Edide reported and faxed away from her position on Bab al-Hadid Street.

Boman reported his squad gone from their position on Bab al-Ghawanima and then Boman was gone.

Loes reported from near the Lions Gate and flicked out.

Elle reported from the Garden Gate and was gone.

Kaman reported his squad successfully faxed away—Kaman seemed to be enjoying this military stuff too much, Daeman thought—and then Kaman redundantly requested permission to freefax home.

“Get your ass out of here,” radioed Daeman.

Oko reported her squad gone and followed them.

Caul reported in from below the Al-Aksa Mosque and flicked out.

Elian reported in, squad freefaxed home, and faxed himself away.

Daeman got his squad together, Hannah included, and watched as they flicked away, one at a time, from the growing shadows of the Western Wall Plaza.

He knew that everyone was gone, that the beam building had been emptied, but he had to check.

Tapping the repellor-pack’s controls on his palm with his middle finger, Daeman flew up, circled the beam building, looked in the empty beam building’s doorway to emptiness beyond, circled the empty Dome of the Rock and empty plaza, and then flew lower, wider circles, checking all the points in all four quarters of the Old City where his squads had held the perimeter while not losing a single human to the voynix and calibani attacks.

He knew he should go—the voynix and calibani were rushing in through the ancient, narrow streets like water into a holed ship—but he also knew why he was staying.

The thrown rock almost took his head off. The combat suit’s radar saved him—picking up the hurled object, invisible in the twilight gloom, and overriding the backpack’s controls, sending Daeman dipping legs and feet over ass, righting him just yards above the pavement of the Temple Mount.

He landed, activating all of his impact armor and raising his energy rifle.
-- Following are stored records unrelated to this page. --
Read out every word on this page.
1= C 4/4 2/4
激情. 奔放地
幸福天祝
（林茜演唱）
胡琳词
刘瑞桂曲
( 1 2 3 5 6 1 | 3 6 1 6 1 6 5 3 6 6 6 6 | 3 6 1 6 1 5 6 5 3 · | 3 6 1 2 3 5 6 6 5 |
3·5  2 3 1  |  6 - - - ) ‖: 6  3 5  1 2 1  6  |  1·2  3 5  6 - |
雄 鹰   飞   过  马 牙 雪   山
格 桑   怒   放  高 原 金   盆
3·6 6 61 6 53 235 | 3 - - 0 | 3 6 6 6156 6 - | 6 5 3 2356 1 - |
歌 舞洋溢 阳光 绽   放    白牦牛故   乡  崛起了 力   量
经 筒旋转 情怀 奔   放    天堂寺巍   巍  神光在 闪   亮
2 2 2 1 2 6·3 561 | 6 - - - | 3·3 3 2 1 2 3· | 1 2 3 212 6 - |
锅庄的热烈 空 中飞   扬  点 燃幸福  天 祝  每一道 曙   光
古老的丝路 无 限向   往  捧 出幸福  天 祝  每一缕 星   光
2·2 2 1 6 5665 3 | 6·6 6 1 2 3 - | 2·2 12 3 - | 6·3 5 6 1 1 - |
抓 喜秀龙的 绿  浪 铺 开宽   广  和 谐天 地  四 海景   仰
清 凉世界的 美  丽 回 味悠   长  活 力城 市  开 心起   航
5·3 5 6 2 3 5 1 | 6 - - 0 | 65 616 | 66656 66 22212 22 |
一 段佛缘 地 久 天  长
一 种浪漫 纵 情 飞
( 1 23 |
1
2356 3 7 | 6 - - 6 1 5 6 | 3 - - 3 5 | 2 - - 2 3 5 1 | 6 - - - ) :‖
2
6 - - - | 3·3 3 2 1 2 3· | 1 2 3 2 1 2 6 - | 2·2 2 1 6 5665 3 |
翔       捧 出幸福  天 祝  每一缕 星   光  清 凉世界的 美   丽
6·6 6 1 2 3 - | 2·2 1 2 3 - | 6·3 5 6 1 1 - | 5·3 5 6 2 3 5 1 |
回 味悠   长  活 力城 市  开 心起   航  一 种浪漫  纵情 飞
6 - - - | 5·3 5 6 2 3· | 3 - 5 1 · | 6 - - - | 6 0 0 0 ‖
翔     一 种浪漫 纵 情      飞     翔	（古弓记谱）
All of his suit senses and all of his human senses told him that the large, not-quite-human shape standing in the black doorway of the Dome of the Rock was no mere calibani.

“Daemannnnnn,” moaned the thing.

Daeman walked closer, rifle raised, ignoring the suit’s targeting system’s imperative to fire, trying to control his own breathing and thoughts.

“Daemannnnn,” the oversized amphibious shape in the doorway sighed. “Thinketh, even so, thou wouldst have Him misconceive, suppose this Caliban strives hard and ails no less, would you have him hurt?”

“I would have him dead,” shouted Daeman. His body was quivering with old rage. He could hear the rasp and scrape of thousands of voynix and calibani scuttling and scurrying beneath the Mount. “Come out and fight, Caliban.”

The shadow laughed. “Thinketh, human hopes the while that evil sometimes must mend as warts rub away and sores are cured with slime, yessssss?”

“Come out and fight me, Caliban.”

“Conceiveth, will he put his little rifle down and meet the acolyte of Him in fair fight, hand and claw to hand and claw?”

Daeman hesitated. He knew there would be no fair fight. A thousand voynix and calibani would be up here on the Temple Mount in ten seconds. He could hear the scrabbling and scratching in the Western Wall Plaza and on the steps already. He raised the rifle and clicked the targeting to Auto, hearing the target-confirmed tone in his earphones.

“Thinketh, Daemannnnnn will not shoot, noo,” moaned Caliban in the Dome of the Rocks’ doorshadows. “He loveth Caliban and his lord Setebos as enemies too much to draw—O! O!—a curtain o’er their world at once, yesss? Nooo? Daeman must wait for another day to let the wind shoulder the pillared dust, to meet death’s house o’ the move and…”

Daeman fired. He fired again.

Voynix leaped to the walls of the Temple Mount in front of him. Calibani scrambled up the steps of the Temple Mount behind him. It was dark now in Jerusalem, even the blue beam’s glow—constant for one thousand four hundred and twenty-one years—had gone out. The monsters owned the city once again.

Daeman didn’t have to look through the rifle’s thermal sites to know that he had missed—that Caliban had quantum teleported away. He would have to face the thing some other day or night, in a situation much less advantageous to him than today’s.

Strangely, secretly, in his heart of hearts, Daeman was happy at this thought.

Voynix and calibani both leaped across the ancient stones of the Temple Mount at him.

A second before their claws could reach him, Daeman freefaxed home to Ardis.